Cesaret 

 Cesaret nedir diye sorduklarında, cevabım net olurdu: Kendim için, hayallerim için yürüyebilmek. Ama öyle basit bir yürüyüşten bahsetmiyorum. Bu, her adımda kendini sorguladığın, vazgeçme eşiğine geldiğin ama yine de devam ettiğin bir yolculuk. Cesaret, sadece güçlü görünmek ya da korkusuz olmak değil, korkularınla birlikte yürümeye karar vermektir. Ne zaman düştüğümde kalkamayacakmış gibi hissetsem, hep içimde bir ses yankılandı: "Burası senin duracağın yer değil, devam et." İşte cesaret tam da bu sesi dinlemek ve pes etmemek.
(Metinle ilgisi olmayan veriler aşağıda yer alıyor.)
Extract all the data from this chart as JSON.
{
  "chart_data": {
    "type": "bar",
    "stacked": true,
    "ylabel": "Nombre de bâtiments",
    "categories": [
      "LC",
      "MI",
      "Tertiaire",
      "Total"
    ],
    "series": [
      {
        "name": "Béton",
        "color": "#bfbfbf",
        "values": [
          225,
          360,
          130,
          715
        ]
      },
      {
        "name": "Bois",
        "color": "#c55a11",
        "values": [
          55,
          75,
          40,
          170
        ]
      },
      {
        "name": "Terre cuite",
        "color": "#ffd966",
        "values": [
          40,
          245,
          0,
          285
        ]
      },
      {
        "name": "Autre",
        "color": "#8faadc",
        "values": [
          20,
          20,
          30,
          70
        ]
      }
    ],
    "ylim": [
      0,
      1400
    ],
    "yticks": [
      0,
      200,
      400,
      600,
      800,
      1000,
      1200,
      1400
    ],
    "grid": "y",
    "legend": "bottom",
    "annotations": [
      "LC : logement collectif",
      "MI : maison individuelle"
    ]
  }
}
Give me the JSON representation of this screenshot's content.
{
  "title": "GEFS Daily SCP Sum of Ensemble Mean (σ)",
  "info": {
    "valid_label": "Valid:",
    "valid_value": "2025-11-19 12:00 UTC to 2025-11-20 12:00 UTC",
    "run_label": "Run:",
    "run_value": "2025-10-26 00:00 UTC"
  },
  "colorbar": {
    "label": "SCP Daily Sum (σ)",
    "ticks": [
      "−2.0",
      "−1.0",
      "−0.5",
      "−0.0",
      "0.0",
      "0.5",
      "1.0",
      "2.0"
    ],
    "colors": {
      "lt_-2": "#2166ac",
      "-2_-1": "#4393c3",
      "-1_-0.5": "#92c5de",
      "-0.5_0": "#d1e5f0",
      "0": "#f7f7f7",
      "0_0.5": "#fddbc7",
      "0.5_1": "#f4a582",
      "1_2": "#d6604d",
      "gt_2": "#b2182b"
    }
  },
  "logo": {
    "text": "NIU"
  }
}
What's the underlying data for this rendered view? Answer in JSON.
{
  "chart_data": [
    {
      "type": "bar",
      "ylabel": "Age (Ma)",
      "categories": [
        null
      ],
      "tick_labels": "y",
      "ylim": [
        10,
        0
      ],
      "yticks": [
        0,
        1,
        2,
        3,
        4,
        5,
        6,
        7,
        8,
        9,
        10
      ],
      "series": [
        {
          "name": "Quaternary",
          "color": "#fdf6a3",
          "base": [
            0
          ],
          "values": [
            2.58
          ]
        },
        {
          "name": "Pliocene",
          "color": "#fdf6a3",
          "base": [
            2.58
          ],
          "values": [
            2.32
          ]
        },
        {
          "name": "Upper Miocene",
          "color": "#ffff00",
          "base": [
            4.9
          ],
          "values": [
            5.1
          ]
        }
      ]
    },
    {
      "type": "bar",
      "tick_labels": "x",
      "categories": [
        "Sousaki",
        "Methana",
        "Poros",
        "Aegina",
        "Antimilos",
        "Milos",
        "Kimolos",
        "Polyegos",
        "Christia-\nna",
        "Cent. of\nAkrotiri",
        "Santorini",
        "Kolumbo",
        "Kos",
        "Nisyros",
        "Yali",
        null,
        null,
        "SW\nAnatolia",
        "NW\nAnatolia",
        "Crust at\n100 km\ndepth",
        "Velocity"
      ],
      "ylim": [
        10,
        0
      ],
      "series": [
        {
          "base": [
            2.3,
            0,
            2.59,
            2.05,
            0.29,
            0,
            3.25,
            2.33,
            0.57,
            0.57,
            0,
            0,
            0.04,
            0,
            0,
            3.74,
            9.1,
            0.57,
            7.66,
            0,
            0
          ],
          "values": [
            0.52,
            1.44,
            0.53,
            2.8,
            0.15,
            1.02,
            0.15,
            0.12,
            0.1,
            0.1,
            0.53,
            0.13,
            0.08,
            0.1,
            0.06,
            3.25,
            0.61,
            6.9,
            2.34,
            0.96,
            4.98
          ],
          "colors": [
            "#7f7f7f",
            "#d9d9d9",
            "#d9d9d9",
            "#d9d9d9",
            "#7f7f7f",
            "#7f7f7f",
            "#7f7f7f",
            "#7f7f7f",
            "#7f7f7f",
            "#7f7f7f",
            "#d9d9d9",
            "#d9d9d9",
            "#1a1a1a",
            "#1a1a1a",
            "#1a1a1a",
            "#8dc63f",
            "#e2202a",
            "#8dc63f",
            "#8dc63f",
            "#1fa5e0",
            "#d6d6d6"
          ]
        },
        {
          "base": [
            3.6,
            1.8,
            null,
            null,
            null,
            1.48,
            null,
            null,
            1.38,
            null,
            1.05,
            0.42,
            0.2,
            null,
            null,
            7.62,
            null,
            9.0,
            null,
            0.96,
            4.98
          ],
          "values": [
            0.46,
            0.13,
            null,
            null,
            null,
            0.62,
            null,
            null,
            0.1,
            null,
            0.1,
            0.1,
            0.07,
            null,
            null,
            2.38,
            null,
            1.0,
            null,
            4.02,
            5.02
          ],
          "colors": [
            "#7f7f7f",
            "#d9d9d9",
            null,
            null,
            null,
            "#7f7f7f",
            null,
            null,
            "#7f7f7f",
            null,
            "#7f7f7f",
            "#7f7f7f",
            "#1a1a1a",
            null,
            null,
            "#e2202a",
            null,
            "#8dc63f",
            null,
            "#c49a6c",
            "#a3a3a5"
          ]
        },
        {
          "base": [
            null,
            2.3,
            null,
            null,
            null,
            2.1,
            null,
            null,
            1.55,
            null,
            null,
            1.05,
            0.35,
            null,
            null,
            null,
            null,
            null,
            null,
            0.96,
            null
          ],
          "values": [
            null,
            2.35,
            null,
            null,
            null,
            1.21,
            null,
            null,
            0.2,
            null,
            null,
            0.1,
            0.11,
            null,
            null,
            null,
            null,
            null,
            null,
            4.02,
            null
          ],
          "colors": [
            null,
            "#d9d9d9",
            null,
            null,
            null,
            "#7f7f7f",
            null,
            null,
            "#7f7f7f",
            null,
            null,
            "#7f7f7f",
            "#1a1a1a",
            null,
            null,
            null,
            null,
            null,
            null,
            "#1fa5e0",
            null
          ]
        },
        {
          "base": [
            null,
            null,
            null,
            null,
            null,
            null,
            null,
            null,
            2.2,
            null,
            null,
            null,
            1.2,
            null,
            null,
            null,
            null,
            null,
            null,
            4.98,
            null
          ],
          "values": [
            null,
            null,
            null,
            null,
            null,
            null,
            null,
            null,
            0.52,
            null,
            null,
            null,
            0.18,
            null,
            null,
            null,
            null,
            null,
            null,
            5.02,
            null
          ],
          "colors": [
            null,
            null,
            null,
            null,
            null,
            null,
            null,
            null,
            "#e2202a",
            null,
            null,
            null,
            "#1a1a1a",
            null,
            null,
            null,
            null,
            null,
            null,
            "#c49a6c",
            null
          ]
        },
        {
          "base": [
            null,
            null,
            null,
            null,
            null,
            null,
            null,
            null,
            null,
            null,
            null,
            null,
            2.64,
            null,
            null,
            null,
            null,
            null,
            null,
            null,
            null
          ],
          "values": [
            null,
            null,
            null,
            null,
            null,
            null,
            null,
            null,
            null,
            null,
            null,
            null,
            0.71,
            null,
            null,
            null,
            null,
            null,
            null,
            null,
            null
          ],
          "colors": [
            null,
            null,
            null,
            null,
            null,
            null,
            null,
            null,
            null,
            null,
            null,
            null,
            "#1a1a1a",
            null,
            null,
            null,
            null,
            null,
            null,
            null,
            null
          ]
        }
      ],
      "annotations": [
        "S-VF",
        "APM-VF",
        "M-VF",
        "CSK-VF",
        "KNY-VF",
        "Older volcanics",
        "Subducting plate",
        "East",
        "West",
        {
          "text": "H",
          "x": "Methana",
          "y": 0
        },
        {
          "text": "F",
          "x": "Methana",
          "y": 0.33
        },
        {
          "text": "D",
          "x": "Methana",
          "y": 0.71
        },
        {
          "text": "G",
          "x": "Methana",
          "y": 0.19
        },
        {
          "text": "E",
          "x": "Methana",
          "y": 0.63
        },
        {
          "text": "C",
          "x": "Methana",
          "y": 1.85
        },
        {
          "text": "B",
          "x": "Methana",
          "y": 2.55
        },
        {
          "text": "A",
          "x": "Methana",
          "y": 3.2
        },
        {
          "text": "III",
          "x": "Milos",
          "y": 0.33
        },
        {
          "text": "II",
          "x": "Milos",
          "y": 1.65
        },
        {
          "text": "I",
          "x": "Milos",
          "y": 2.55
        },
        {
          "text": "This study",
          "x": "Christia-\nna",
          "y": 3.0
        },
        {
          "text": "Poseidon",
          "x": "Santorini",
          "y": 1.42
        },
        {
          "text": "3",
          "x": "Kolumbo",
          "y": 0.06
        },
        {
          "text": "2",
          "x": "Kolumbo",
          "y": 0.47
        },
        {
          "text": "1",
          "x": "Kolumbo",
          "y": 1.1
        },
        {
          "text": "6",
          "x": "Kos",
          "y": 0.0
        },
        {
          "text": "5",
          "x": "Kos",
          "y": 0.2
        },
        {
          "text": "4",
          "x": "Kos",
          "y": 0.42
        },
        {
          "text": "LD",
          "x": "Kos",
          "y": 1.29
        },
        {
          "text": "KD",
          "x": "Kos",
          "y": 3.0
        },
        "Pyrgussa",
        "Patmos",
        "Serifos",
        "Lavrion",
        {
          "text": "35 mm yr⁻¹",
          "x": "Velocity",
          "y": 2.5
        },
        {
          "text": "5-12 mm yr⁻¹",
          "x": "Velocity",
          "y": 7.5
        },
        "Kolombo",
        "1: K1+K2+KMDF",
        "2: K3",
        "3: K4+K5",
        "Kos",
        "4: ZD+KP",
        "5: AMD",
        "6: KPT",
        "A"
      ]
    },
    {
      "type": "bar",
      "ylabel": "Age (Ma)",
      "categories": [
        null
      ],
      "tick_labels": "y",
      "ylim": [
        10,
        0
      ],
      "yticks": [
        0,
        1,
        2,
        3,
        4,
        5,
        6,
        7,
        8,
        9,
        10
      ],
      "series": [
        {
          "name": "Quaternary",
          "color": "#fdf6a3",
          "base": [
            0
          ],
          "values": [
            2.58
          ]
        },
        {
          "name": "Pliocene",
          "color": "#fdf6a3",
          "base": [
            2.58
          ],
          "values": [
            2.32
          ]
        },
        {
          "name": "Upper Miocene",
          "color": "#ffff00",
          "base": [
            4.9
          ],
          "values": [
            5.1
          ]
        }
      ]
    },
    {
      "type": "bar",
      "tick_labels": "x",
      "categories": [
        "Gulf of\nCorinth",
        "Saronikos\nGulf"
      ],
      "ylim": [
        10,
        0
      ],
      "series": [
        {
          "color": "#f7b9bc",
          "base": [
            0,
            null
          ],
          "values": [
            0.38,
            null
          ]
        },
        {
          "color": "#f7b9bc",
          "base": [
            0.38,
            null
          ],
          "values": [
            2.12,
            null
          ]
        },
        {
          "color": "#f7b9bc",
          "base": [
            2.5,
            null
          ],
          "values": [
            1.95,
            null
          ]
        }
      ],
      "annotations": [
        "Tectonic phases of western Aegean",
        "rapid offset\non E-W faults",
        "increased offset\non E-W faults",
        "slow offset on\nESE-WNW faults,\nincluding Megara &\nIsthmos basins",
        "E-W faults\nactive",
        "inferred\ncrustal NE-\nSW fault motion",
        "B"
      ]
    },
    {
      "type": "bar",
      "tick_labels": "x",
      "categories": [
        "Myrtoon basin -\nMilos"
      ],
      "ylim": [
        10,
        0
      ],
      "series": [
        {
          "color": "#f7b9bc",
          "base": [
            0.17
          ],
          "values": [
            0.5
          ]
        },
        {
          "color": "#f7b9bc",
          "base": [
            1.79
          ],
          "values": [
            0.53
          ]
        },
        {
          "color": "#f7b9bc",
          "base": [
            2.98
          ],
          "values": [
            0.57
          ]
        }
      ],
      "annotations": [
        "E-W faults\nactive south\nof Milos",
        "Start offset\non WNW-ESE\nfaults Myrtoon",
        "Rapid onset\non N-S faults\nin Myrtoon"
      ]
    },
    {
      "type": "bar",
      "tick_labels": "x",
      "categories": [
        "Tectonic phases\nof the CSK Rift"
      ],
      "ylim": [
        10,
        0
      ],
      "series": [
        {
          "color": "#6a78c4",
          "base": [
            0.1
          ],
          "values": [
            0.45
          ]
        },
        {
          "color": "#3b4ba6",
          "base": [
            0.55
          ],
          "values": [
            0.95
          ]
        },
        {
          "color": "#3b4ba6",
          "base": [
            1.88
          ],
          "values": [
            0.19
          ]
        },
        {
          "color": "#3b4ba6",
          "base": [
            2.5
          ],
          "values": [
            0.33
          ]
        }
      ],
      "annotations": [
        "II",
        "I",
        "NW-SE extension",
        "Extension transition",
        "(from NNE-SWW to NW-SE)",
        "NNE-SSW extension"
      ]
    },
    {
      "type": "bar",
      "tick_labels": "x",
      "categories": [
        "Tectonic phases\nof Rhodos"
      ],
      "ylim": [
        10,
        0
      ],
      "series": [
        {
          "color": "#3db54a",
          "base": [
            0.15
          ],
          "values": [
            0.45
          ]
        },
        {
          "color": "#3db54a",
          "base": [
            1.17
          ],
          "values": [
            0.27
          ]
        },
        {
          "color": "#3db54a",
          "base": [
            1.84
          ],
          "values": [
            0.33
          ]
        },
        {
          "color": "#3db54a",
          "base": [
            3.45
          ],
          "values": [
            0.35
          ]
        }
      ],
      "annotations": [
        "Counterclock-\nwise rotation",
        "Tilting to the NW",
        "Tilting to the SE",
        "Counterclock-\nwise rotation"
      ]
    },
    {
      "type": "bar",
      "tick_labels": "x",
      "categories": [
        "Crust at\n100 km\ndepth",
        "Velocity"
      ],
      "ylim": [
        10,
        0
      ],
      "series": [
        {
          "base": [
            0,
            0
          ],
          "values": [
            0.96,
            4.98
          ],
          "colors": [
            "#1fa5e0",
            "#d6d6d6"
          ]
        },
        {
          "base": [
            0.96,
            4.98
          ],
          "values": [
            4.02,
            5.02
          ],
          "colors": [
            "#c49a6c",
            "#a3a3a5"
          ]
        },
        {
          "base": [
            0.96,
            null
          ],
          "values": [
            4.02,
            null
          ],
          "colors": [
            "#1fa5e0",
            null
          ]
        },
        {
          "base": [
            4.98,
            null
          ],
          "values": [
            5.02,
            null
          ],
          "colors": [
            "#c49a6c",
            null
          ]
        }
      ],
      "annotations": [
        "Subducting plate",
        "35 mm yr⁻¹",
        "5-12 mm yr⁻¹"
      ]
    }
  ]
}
Hayat ne kadar zorlayıcı olsa da, hayallerimin peşinden gitmeyi seçiyorum. Çünkü bana kim olduğumu ve nereye ait olduğumu hatırlatan şey, işte bu tutkularım. Evet, yeri geldiğinde yoruldum, vazgeçmek istedim. Ama biliyorum ki, insanı gerçekten yaşatan şey, hayallerine verdiği mücadeledir. Cesaret, bu mücadeleyi sürdürebilmektir. Zaman kaybetsem de, bazı duraklarda oyalanmış olsam da, o hayaller hâlâ içimde yaşıyor ve beni bekliyor.


Şimdi, yeniden başlıyorum. Bu sefer daha kararlıyım. Ne olursa olsun, ne kadar zaman alırsa alsın, devam edeceğim. Çünkü gerçek cesaret, başladığın yoldan asla dönmemektir. Ve ben bu yolda yürümeye hazırım.